Se ha instalado en nuestra sociedad como un nuevo fenómeno la violencia entre niños y adolescentes -el llamado “Bullying”- que en realidad no es nuevo, siempre ha existido solo que se ha tornado visiblemente más grave o evidente por el grado de violencia física que lo acompaña.

Se conoce como Bullying al acoso u hostigamiento psicológico y físico de un grupo de niños o adolescentes contra otro, basado en diferencias que a veces son carencias y otras atributos del agredido. Es decir, tanto puede ser hostigado por alguna discapacidad como por su belleza física, o su conducta disciplinada, o por ser un buen estudiante, etcétera.

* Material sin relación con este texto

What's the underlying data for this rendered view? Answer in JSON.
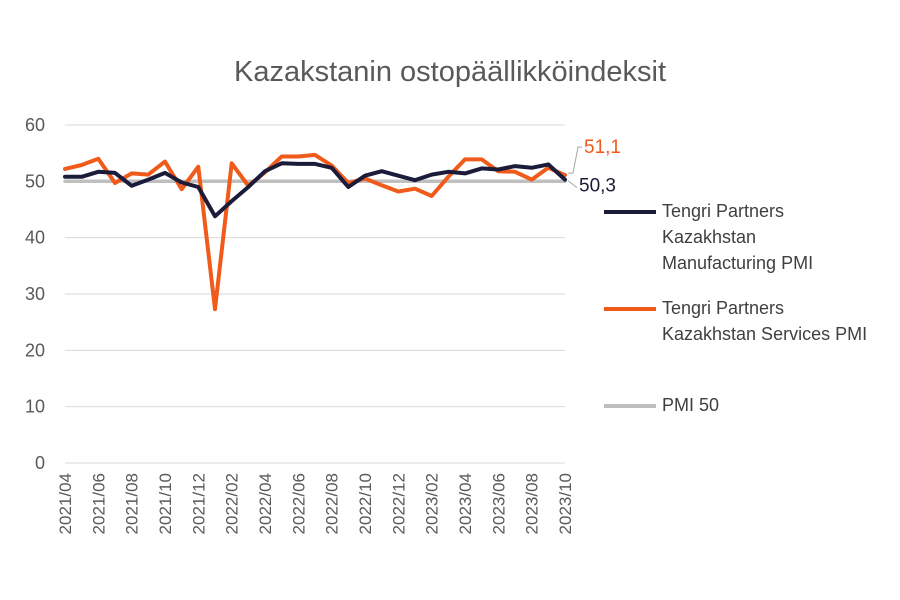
{
  "chart_data": {
    "type": "line",
    "title": "Kazakstanin ostopäällikköindeksit",
    "x": [
      "2021/04",
      "2021/05",
      "2021/06",
      "2021/07",
      "2021/08",
      "2021/09",
      "2021/10",
      "2021/11",
      "2021/12",
      "2022/01",
      "2022/02",
      "2022/03",
      "2022/04",
      "2022/05",
      "2022/06",
      "2022/07",
      "2022/08",
      "2022/09",
      "2022/10",
      "2022/11",
      "2022/12",
      "2023/01",
      "2023/02",
      "2023/03",
      "2023/04",
      "2023/05",
      "2023/06",
      "2023/07",
      "2023/08",
      "2023/09",
      "2023/10"
    ],
    "xticks": [
      "2021/04",
      "2021/06",
      "2021/08",
      "2021/10",
      "2021/12",
      "2022/02",
      "2022/04",
      "2022/06",
      "2022/08",
      "2022/10",
      "2022/12",
      "2023/02",
      "2023/04",
      "2023/06",
      "2023/08",
      "2023/10"
    ],
    "yticks": [
      "0",
      "10",
      "20",
      "30",
      "40",
      "50",
      "60"
    ],
    "ylim": [
      0,
      60
    ],
    "grid": true,
    "legend_position": "right",
    "series": [
      {
        "name": "Tengri Partners Kazakhstan Manufacturing PMI",
        "legend_lines": [
          "Tengri Partners",
          "Kazakhstan",
          "Manufacturing PMI"
        ],
        "color": "#1b1b3a",
        "values": [
          50.8,
          50.8,
          51.7,
          51.5,
          49.2,
          50.3,
          51.5,
          49.8,
          49.0,
          43.8,
          46.5,
          49.0,
          51.8,
          53.2,
          53.1,
          53.1,
          52.4,
          49.0,
          51.0,
          51.8,
          51.0,
          50.2,
          51.2,
          51.7,
          51.4,
          52.3,
          52.1,
          52.7,
          52.4,
          53.0,
          50.3
        ],
        "end_label": "50,3",
        "end_label_color": "#1b1b3a"
      },
      {
        "name": "Tengri Partners Kazakhstan Services PMI",
        "legend_lines": [
          "Tengri Partners",
          "Kazakhstan Services PMI"
        ],
        "color": "#f05a1a",
        "values": [
          52.2,
          52.9,
          54.0,
          49.7,
          51.4,
          51.2,
          53.5,
          48.6,
          52.6,
          27.3,
          53.2,
          49.2,
          51.6,
          54.4,
          54.4,
          54.7,
          52.8,
          49.7,
          50.5,
          49.3,
          48.2,
          48.7,
          47.4,
          50.8,
          53.9,
          53.9,
          51.8,
          51.7,
          50.3,
          52.4,
          51.1
        ],
        "end_label": "51,1",
        "end_label_color": "#f05a1a"
      },
      {
        "name": "PMI 50",
        "legend_lines": [
          "PMI 50"
        ],
        "color": "#bfbfbf",
        "constant": 50
      }
    ]
  }
}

Se da habitualmente en ámbitos que nuclean a niños y adolescentes, la escuela, el club, el barrio. A la violencia de la discriminación por esas diferencias, le suman la violencia del maltrato psicológico, la burla, la humillación, el aislamiento, la indiferencia o la apariencia física.
Es entonces cuando estos casos toman estado público por la difusión en los medios informativos, es allí cuando la sociedad se escandaliza y repudia. Es decir repudia las consecuencias de ese maltrato, se hacen visibles por graves lesiones físicas que a veces llegan hasta generar la muerte, pero cotidianamente le pasan inadvertidas las causas, esa violencia latente, que se recibe y se trasmite casi sin ser advertida.
Sin embargo, no se suele poner la mirada en el hecho de que la violencia física es solo la última parte de un proceso que comienza mucho antes y sobre el que es necesario poner atención y reflexión, para desarticularlo a tiempo, para no convertirnos en generadores y trasmisores de violencia.
La sanción no es una solución, si bien pone límites, coloca un muro de contención a la violencia, no la resuelve porque la violencia es un proceso interno al individuo que frente a la posibilidad de la sanción no actuará, pero hasta tanto no la resuelva estará buscando por dónde canalizarla, para terminar en la familia, en el fútbol, en el trabajo, etcétera.
La violencia no es la que se ve en una agresión física, esta es sólo la expresión de algo más profundo en el individuo, que tiene su origen seguramente en fuertes violencias que padece o ha padecido.
Por eso es imprescindible que la sociedad se involucre. Porque ese germen está en la sociedad misma, en un armado social, en una escala de valores que no tiene al ser humano como centro.
Si aspiramos a una transformación social superadora de la violencia, a una cultura de la no violencia, es necesario tomar conciencia y crear conciencia, y esto pasa necesariamente por el reconocimiento de la propia violencia y por la decisión de transformar la propia vida.